Everything you need to know about Uranus

Seventh planet from the Sun, third-largest and fourth most massive in the solar system. Uranus was the first planet to be discovered by telescope

Four times the size of Earth and capable of containing 63 Earths inside it (it is only 14.5 times as dense, however, as it is a gas giant), Uranus is the third largest and forth most massive planet in our solar system. Appearing calm and pale blue when imaged, Uranus has a complex ring system and a total of 27 moons orbiting its gaseous, cloudy main body. Due to its distance from the Sun the temperature at the cloud-top layer of the planet drops to -214°C and because of its massive distance from Earth it appears incredibly dim when viewed, a factor that led to it not being recognised as a planet until 1781 by astronomer William Herschel.


Uranus’s blue colour is caused by the absorption of the incoming sunlight’s red wavelengths by methane-ice clouds. The action of the ultraviolet sunlight on the methane produces haze particles, and these hide the lower atmosphere, giving the planet its calm appearance. However, beneath this calm façade the planet is constantly changing with huge ammonia and water clouds carried around the planet by its high winds (up to 560mph) and the planet’s rotation. Uranus radiates what little heat it absorbs from the Sun and has an unusually cold core.


Uranus’s 11 rings are tilted on their side when viewed from Earth and they extend out from 12,500 to 25,600km from the planet. They are widely separated and incredibly narrow too, meaning that the system has more gap than ring. All but the inner and outer rings are between 1km and 13km wide, and all are less than 15km in height. The rings consist of a mixture of dust particles, rocks and charcoal-dark pieces of carbon-rich material. The Kuiper Airborne Observatory discovered the first five of Uranus’s rings in 1977.
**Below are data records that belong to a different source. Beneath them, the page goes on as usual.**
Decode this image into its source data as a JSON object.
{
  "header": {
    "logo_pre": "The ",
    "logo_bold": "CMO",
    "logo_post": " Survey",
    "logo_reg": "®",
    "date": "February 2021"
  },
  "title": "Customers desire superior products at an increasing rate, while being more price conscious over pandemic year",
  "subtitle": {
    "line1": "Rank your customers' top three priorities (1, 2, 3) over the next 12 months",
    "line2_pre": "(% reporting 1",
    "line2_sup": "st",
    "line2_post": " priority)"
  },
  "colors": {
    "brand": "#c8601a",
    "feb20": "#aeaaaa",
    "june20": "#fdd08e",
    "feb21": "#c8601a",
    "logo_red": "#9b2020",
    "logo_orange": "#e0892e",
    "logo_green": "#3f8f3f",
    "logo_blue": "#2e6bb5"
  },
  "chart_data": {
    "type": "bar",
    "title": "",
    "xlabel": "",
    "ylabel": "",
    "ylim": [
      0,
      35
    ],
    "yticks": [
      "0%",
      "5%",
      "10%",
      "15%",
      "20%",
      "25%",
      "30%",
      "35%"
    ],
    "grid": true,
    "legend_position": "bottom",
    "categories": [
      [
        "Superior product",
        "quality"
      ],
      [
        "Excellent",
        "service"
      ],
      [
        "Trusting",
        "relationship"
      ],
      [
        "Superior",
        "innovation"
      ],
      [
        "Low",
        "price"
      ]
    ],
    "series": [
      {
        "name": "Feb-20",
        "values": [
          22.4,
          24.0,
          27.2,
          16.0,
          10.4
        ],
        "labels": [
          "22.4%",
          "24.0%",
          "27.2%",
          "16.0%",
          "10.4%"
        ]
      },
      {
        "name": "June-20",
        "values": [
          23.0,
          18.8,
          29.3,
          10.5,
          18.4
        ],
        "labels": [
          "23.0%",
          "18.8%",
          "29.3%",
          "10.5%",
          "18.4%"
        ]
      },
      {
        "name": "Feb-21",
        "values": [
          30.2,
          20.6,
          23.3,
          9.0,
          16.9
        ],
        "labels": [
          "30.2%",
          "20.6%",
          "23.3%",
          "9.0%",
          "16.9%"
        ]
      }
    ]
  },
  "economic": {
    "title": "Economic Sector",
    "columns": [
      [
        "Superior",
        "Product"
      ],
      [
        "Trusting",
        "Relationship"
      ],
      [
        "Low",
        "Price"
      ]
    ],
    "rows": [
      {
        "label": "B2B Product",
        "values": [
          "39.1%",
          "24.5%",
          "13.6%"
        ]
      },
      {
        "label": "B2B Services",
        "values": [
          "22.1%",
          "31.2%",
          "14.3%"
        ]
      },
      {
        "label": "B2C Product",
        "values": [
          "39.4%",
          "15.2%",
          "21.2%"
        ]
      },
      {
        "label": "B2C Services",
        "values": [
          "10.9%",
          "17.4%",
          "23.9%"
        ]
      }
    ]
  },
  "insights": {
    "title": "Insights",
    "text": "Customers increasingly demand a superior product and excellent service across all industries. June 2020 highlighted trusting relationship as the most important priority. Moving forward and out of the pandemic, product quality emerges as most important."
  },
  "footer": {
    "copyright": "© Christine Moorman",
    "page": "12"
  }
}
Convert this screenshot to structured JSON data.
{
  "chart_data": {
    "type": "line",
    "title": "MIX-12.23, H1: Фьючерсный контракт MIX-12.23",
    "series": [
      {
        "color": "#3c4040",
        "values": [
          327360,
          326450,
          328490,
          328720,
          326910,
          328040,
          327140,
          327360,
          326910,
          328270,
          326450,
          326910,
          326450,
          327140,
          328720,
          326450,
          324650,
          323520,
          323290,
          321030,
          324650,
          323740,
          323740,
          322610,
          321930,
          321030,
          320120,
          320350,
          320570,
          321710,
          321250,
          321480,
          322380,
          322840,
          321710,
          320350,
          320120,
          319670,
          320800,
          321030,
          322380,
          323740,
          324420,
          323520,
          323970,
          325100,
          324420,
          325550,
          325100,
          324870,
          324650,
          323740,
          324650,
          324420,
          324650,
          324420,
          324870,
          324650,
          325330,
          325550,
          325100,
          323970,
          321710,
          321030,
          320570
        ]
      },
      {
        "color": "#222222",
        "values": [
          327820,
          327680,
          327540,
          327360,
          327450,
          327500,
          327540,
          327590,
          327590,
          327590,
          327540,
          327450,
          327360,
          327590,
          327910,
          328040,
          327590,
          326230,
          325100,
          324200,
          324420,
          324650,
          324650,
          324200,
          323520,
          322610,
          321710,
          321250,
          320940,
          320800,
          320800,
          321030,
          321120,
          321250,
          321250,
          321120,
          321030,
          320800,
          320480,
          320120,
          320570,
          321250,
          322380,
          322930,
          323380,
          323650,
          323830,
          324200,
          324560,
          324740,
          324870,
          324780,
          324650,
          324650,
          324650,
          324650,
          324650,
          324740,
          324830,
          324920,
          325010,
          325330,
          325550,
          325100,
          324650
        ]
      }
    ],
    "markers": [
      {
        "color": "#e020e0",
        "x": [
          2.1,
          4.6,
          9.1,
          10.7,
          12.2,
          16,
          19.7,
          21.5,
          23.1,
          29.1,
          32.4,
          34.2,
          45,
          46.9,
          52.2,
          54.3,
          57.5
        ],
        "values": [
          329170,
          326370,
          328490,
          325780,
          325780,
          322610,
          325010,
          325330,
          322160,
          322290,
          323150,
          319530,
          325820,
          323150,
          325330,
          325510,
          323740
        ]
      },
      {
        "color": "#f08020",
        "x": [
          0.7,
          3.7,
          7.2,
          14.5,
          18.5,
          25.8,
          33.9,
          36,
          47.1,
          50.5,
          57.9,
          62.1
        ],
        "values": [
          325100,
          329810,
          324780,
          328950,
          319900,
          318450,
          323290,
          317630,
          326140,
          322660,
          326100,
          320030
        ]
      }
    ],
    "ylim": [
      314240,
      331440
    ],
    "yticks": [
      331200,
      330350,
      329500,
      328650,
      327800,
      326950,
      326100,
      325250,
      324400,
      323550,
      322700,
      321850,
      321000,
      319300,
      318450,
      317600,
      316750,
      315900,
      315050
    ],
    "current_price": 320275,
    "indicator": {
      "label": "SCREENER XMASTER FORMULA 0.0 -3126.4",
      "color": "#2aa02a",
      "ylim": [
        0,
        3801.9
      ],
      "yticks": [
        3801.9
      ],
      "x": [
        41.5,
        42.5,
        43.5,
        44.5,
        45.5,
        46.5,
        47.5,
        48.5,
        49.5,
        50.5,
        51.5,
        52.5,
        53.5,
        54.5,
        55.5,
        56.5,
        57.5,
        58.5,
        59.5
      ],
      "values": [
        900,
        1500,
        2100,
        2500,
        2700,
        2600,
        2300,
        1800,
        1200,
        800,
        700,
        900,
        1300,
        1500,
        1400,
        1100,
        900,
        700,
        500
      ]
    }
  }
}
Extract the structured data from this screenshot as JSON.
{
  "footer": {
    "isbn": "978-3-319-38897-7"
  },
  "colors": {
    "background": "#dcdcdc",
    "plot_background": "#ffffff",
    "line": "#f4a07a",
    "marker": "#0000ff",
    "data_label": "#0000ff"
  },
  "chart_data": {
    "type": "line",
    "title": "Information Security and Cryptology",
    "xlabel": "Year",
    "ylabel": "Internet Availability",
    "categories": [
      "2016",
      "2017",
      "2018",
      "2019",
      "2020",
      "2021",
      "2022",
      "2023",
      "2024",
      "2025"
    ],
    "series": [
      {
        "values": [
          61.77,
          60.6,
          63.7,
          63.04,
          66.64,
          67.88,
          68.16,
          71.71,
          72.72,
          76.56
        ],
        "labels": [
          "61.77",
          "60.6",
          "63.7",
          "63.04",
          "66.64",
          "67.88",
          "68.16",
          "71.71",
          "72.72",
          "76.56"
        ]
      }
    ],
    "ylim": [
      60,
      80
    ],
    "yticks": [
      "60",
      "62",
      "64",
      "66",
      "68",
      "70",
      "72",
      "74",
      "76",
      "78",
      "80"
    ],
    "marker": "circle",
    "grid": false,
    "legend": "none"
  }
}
Uranus consists of three distinct sections, an atmosphere of hydrogen, helium and other gases, an inner layer of water, methane and ammonia ices, and a small core consisting of rock and ice. Electric currents within its icy layer are postulated by astronomers to generate Uranus’s magnetic field, which is offset by 58.6° from the planet’s spin axis. Its large layers of gaseous hydrogen and constantly shifting methane and ammonia ices account for the planet’s low mass compared to its volume.


Uranus takes 84 Earth years to complete a single orbit around the Sun, through which it is permanently tilted on its side by 98° – a factor probably caused by a planetary-sized collision while it was still young. Due to its sideways positioning each of the planet’s poles points to the Sun for 21 years at a time, meaning that while one pole will receive continuous sunlight, the other will receive continuous darkness. The strength of the sunlight that Uranus receives on its orbit is 0.25 per cent of that which is received on Earth. There is a difference of 186 million kilometres between Uranus’s aphelion (furthest point on an orbit from the Sun) and perihelion (closest point on an orbit from the Sun).